- Folha de S. Paulo
Estranhei a decisão do ministro Ricardo Lewandowski de devolver ao MP a delação premiada do marqueteiro Renato Pereira, de cujos termos ele discordava.
O primeiro problema diz respeito à segurança jurídica. O plenário do Supremo já enfrentara a matéria em junho e concluíra, por 8 votos contra 3, que o poder do juiz de interferir no mérito do acordo entre MP e acusado é limitado. Só caberia revisão na hipótese de inefetividade da colaboração ou da violação de seus termos.
É verdade que, na ocasião, Lewandowski discordou da maioria. Apresentou seus argumentos, que eram ponderáveis. Mas é da natureza mesma do princípio da colegialidade que aqueles que tenham sido voto vencido numa questão se resignem e passem a aplicar a decisão coletiva nos próximos casos, ou não haveria segurança jurídica. Não dá para cada um dos 11 ministros operar como se fosse uma corte suprema independente.
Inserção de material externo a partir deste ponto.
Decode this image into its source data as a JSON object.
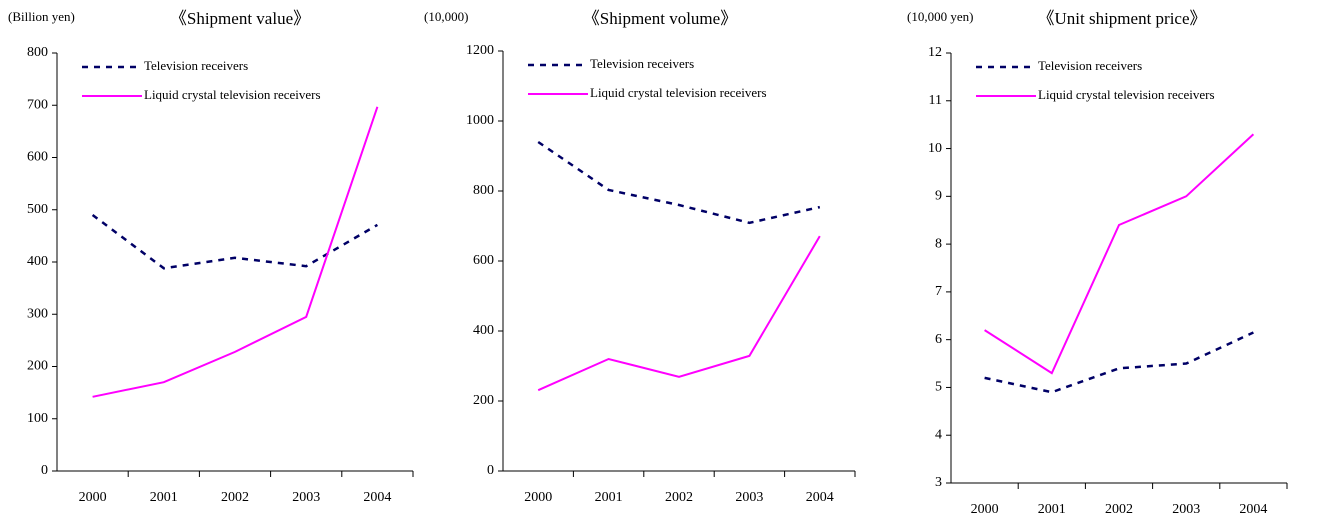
{
  "chart_data": [
    {
      "type": "line",
      "title": "《Shipment value》",
      "ylabel": "(Billion yen)",
      "categories": [
        "2000",
        "2001",
        "2002",
        "2003",
        "2004"
      ],
      "series": [
        {
          "name": "Television receivers",
          "color": "#000066",
          "dash": true,
          "values": [
            490,
            388,
            408,
            392,
            471
          ]
        },
        {
          "name": "Liquid crystal television receivers",
          "color": "#ff00ff",
          "dash": false,
          "values": [
            142,
            170,
            228,
            295,
            697
          ]
        }
      ],
      "ylim": [
        0,
        800
      ],
      "yticks": [
        0,
        100,
        200,
        300,
        400,
        500,
        600,
        700,
        800
      ],
      "legend": "upper left",
      "grid": false
    },
    {
      "type": "line",
      "title": "《Shipment volume》",
      "ylabel": "(10,000)",
      "categories": [
        "2000",
        "2001",
        "2002",
        "2003",
        "2004"
      ],
      "series": [
        {
          "name": "Television receivers",
          "color": "#000066",
          "dash": true,
          "values": [
            940,
            803,
            760,
            709,
            754
          ]
        },
        {
          "name": "Liquid crystal television receivers",
          "color": "#ff00ff",
          "dash": false,
          "values": [
            231,
            320,
            269,
            329,
            671
          ]
        }
      ],
      "ylim": [
        0,
        1200
      ],
      "yticks": [
        0,
        200,
        400,
        600,
        800,
        1000,
        1200
      ],
      "legend": "upper left",
      "grid": false
    },
    {
      "type": "line",
      "title": "《Unit shipment price》",
      "ylabel": "(10,000 yen)",
      "categories": [
        "2000",
        "2001",
        "2002",
        "2003",
        "2004"
      ],
      "series": [
        {
          "name": "Television receivers",
          "color": "#000066",
          "dash": true,
          "values": [
            5.2,
            4.9,
            5.4,
            5.5,
            6.15
          ]
        },
        {
          "name": "Liquid crystal television receivers",
          "color": "#ff00ff",
          "dash": false,
          "values": [
            6.2,
            5.3,
            8.4,
            9.0,
            10.3
          ]
        }
      ],
      "ylim": [
        3,
        12
      ],
      "yticks": [
        3,
        4,
        5,
        6,
        7,
        8,
        9,
        10,
        11,
        12
      ],
      "legend": "upper left",
      "grid": false
    }
  ]
}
O segundo problema é mais complexo. Vai no âmago das delações premiadas. Se queremos fazer bom uso desse instituto, é preciso que o Estado tenha palavra. Não dá para o poder público, na figura do procurador, combinar algo com o acusado que será em seguida desfeito pelo mesmo poder público, mas na "persona" do juiz ou de outros órgãos do Estado, como CGU, Receita, BC.
Se o objetivo é institucionalizar a ferramenta da colaboração, teremos não apenas de "unificar" o Estado como também de ampliar a autonomia do MP para as negociações.
Sei que os EUA não são exatamente um exemplo de Judiciário a imitar, mas ali o sistema só é viável porque os promotores acertam quase tudo, inclusive o tamanho da pena, diretamente com os réus, de modo que algo entre 90% e 95% dos casos nem sequer passa por um juiz.
Não sei se essa é a solução ideal, mas o que não dá é para ficar no vai não vai em que o destino de uma delação é dado pelo sorteio do relator e não pela jurisprudência da corte.